Pensione di reversibilità: quali familiari ne hanno diritto?

Quali sono i familiare che hanno diritto a ricevere, su richiesta, la pensione di reversibilità dopo il decesso di un pensionato? Scopriamo i familiari e i requisiti richiesti.

La pensione di reversibilità è il trattamento previdenziale che spetta alla morte di un pensionato ai suoi familiari superstiti. Possono aver diritto alla prestazione il coniuge (anche separato), i figli, i nipoti, i fratelli, le sorelle e i genitori. Cerchiamo di capire quali sono i requisiti richiesti ai familiari per ricevere l’assegno.

Pensione di reversibilità a quali familiari spetta?

Il primo familiare avente diritto alla pensione di reversibilità è il coniuge superstite (anche nel caso che sia separato legalmente ed in alcuni casi anche al coniuge divorziato).
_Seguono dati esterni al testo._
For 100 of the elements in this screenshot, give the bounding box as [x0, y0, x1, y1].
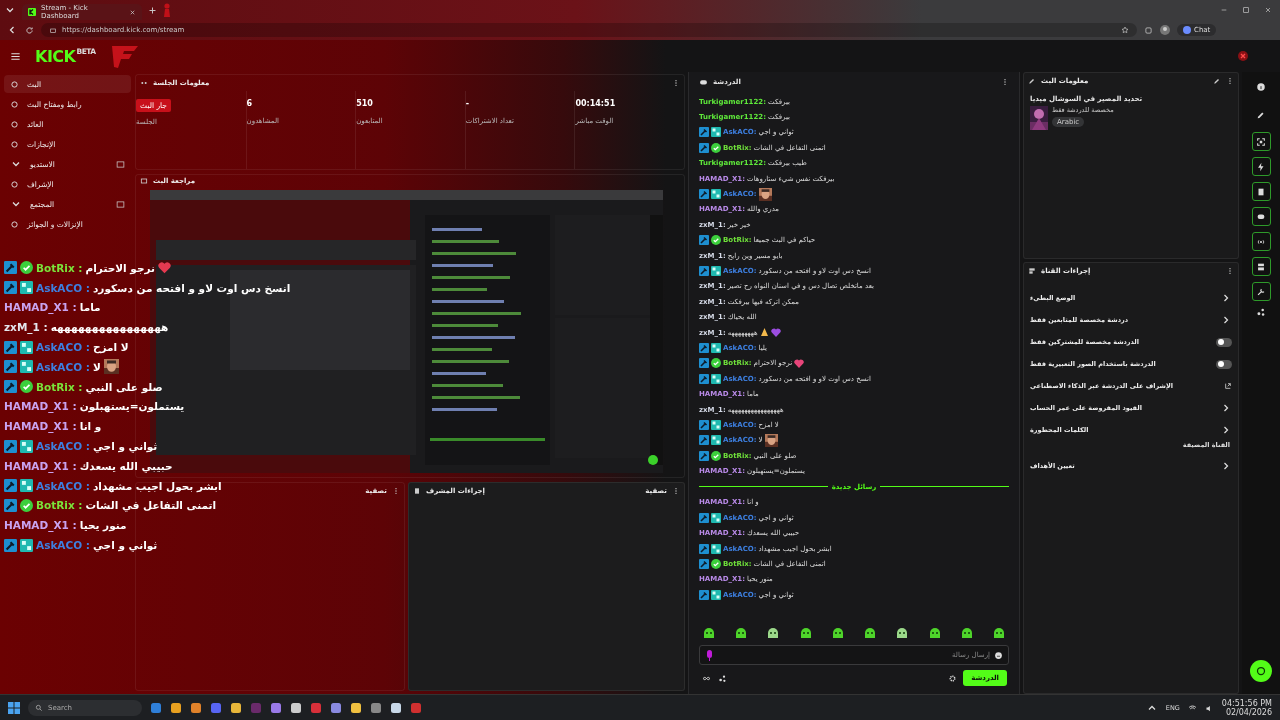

Se il diritto spetta al coniuge, nessun altro familiare ne ha diritto fermo restando che la quota spettante al coniuge superstite aumenta in presenza di figli minorenni, maggiorenni studenti fino a 26 anni, maggiorenni ed inabili al lavoro.
In assenza del coniuge la pensione di reversibilità spetta ai figli nei seguenti casi:

  • tutti i figli minorenni a carico del genitore deceduto
  • figli maggiorenni fino al compimento dei 26 anni a patto che risultino essere studenti Universitari (il beneficio spetta solo per il periodo di durata legale del corso di laurea)
  • figli maggiorenni totalmente e permanentemente inabili a qualsiasi proficuo lavoro a patto che non siano coniugati

I nipoti diretti (figli dei figli) per la pensione di reversibilità sono equiparati ai figli solo se sono maggiorenni.
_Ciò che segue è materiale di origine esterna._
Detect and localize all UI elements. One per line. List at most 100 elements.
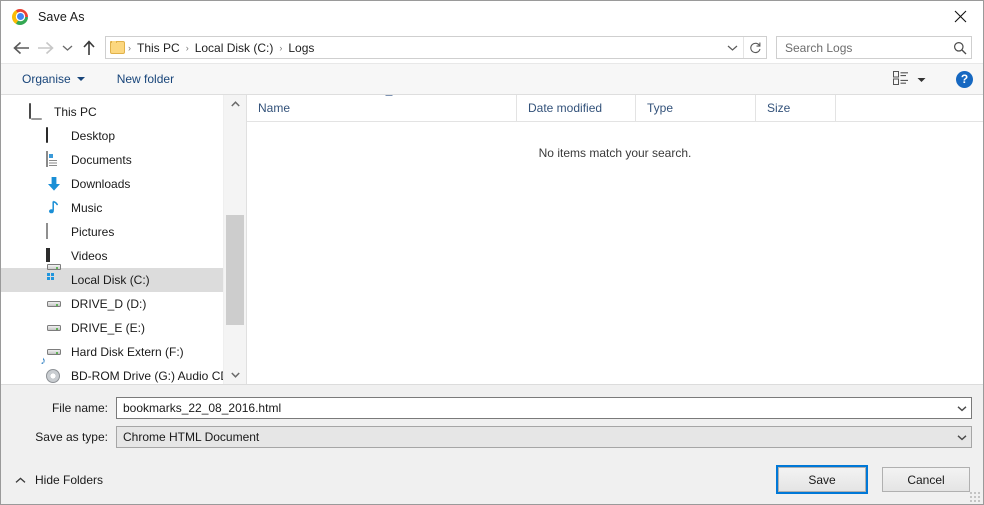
sidebar-item-label: This PC [54,105,97,119]
drive-icon [46,296,62,312]
chevron-down-icon[interactable] [952,398,971,418]
sidebar-item-this-pc[interactable]: This PC [1,100,224,124]
videos-icon [46,248,62,264]
sidebar-item-drive-d[interactable]: DRIVE_D (D:) [1,292,224,316]
address-bar[interactable]: › This PC › Local Disk (C:) › Logs [105,36,767,59]
music-icon [46,200,62,216]
command-bar: Organise New folder ? [1,63,983,95]
title-bar: Save As [1,1,983,32]
save-as-type-row: Save as type: Chrome HTML Document [1,426,983,448]
downloads-icon [46,176,62,192]
navigation-bar: › This PC › Local Disk (C:) › Logs [1,32,983,63]
computer-icon [29,103,45,120]
change-view-button[interactable] [889,69,930,90]
documents-icon [46,151,62,168]
sidebar-item-bd-rom-drive-g[interactable]: ♪ BD-ROM Drive (G:) Audio CD [1,356,224,384]
resize-grip[interactable] [968,490,980,502]
chevron-up-icon [15,473,26,487]
file-name-input[interactable] [117,401,952,415]
sidebar-item-videos[interactable]: Videos [1,244,224,268]
desktop-icon [46,127,62,144]
sort-ascending-icon [385,95,393,96]
breadcrumb-item-this-pc[interactable]: This PC [132,41,185,55]
sidebar-item-pictures[interactable]: Pictures [1,220,224,244]
help-button[interactable]: ? [956,70,973,88]
list-view-icon [893,70,909,88]
sidebar-item-label: Downloads [71,177,131,191]
action-bar: Hide Folders Save Cancel [1,455,983,504]
drive-icon [46,320,62,336]
search-input[interactable] [777,40,949,55]
navigation-pane: This PC Desktop Documents Downloads Musi… [1,95,247,384]
chrome-logo-icon [12,8,28,25]
chevron-down-icon [917,72,926,86]
file-list-empty-state: No items match your search. [247,122,983,384]
save-as-type-label: Save as type: [35,430,108,444]
column-header-size[interactable]: Size [756,95,836,121]
sidebar-item-label: Pictures [71,225,115,239]
file-name-label: File name: [51,401,108,415]
breadcrumb-item-logs[interactable]: Logs [283,41,319,55]
column-header-name[interactable]: Name [247,95,517,121]
save-as-type-combobox[interactable]: Chrome HTML Document [116,426,972,448]
chevron-down-icon[interactable] [224,366,246,384]
empty-message: No items match your search. [538,146,692,160]
save-as-dialog: Save As › This PC › Local Disk (C:) › Lo… [0,0,984,505]
sidebar-item-label: Videos [71,249,108,263]
chevron-down-icon[interactable] [952,427,971,447]
file-name-row: File name: [1,397,983,419]
column-headers: Name Date modified Type Size [247,95,983,122]
sidebar-item-local-disk-c[interactable]: Local Disk (C:) [1,264,224,292]
new-folder-label: New folder [116,72,175,86]
chevron-up-icon[interactable] [224,95,246,113]
refresh-icon[interactable] [743,37,766,58]
save-button[interactable]: Save [776,465,868,494]
scrollbar-thumb[interactable] [226,215,244,325]
recent-locations-button[interactable] [57,36,77,60]
sidebar-item-hard-disk-extern-f[interactable]: Hard Disk Extern (F:) [1,340,224,364]
sidebar-item-label: DRIVE_E (E:) [71,321,146,335]
navigation-tree: This PC Desktop Documents Downloads Musi… [1,95,224,384]
window-title: Save As [38,9,85,24]
hide-folders-label: Hide Folders [35,472,104,487]
sidebar-item-label: Documents [71,153,132,167]
file-name-combobox[interactable] [116,397,972,419]
search-icon[interactable] [949,37,971,58]
column-header-label: Name [258,101,291,115]
up-one-level-button[interactable] [77,36,101,60]
new-folder-button[interactable]: New folder [112,69,179,89]
bd-rom-icon: ♪ [41,356,62,384]
save-form: File name: Save as type: Chrome HTML Doc… [1,384,983,455]
local-disk-icon [46,264,62,288]
sidebar-item-label: Desktop [71,129,116,143]
sidebar-item-music[interactable]: Music [1,196,224,220]
sidebar-item-label: BD-ROM Drive (G:) Audio CD [71,369,224,383]
sidebar-item-label: Hard Disk Extern (F:) [71,345,184,359]
folder-icon [110,40,125,54]
organise-label: Organise [22,72,71,86]
sidebar-item-desktop[interactable]: Desktop [1,124,224,148]
column-header-date-modified[interactable]: Date modified [517,95,636,121]
column-header-type[interactable]: Type [636,95,756,121]
sidebar-item-documents[interactable]: Documents [1,148,224,172]
breadcrumb: › This PC › Local Disk (C:) › Logs [106,40,721,55]
file-list-pane: Name Date modified Type Size No items ma… [247,95,983,384]
search-box[interactable] [776,36,972,59]
chevron-down-icon [76,77,85,81]
sidebar-item-drive-e[interactable]: DRIVE_E (E:) [1,316,224,340]
sidebar-item-label: Music [71,201,103,215]
chevron-down-icon[interactable] [721,37,743,58]
breadcrumb-item-local-disk[interactable]: Local Disk (C:) [190,41,279,55]
hide-folders-button[interactable]: Hide Folders [13,469,105,491]
organise-button[interactable]: Organise [17,69,90,89]
drive-icon [46,344,62,360]
dialog-body: This PC Desktop Documents Downloads Musi… [1,95,983,384]
sidebar-item-label: Local Disk (C:) [71,273,150,287]
sidebar-item-downloads[interactable]: Downloads [1,172,224,196]
forward-button[interactable] [33,36,57,60]
back-button[interactable] [9,36,33,60]
save-as-type-value: Chrome HTML Document [123,430,260,444]
cancel-button[interactable]: Cancel [882,467,970,492]
close-icon[interactable] [937,1,983,31]
navigation-pane-scrollbar[interactable] [223,95,246,384]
La pensione di reversibilità, in mancanza di coniuge, figli e nipoti, spetta ai genitori ma sono nel caso che abbiano compiuto i 65 anni di età, non siano titolari di pensione e che, al momento della morte, risultino a carico del figlio defunto.

In assenza di coniuge, figli, nipoti, e genitori, infine, la pensione di reversibilità spetta a fratelli e sorelle minorenni (a patto che siano orfani di entrambi i genitori e non titolari della pensione di reversibilità di questi ultimi) o maggiorenni se inabili al lavoro, non coniugati, non titolari di pensione e che risultino a carico, al momento del decesso, del fratello defunto.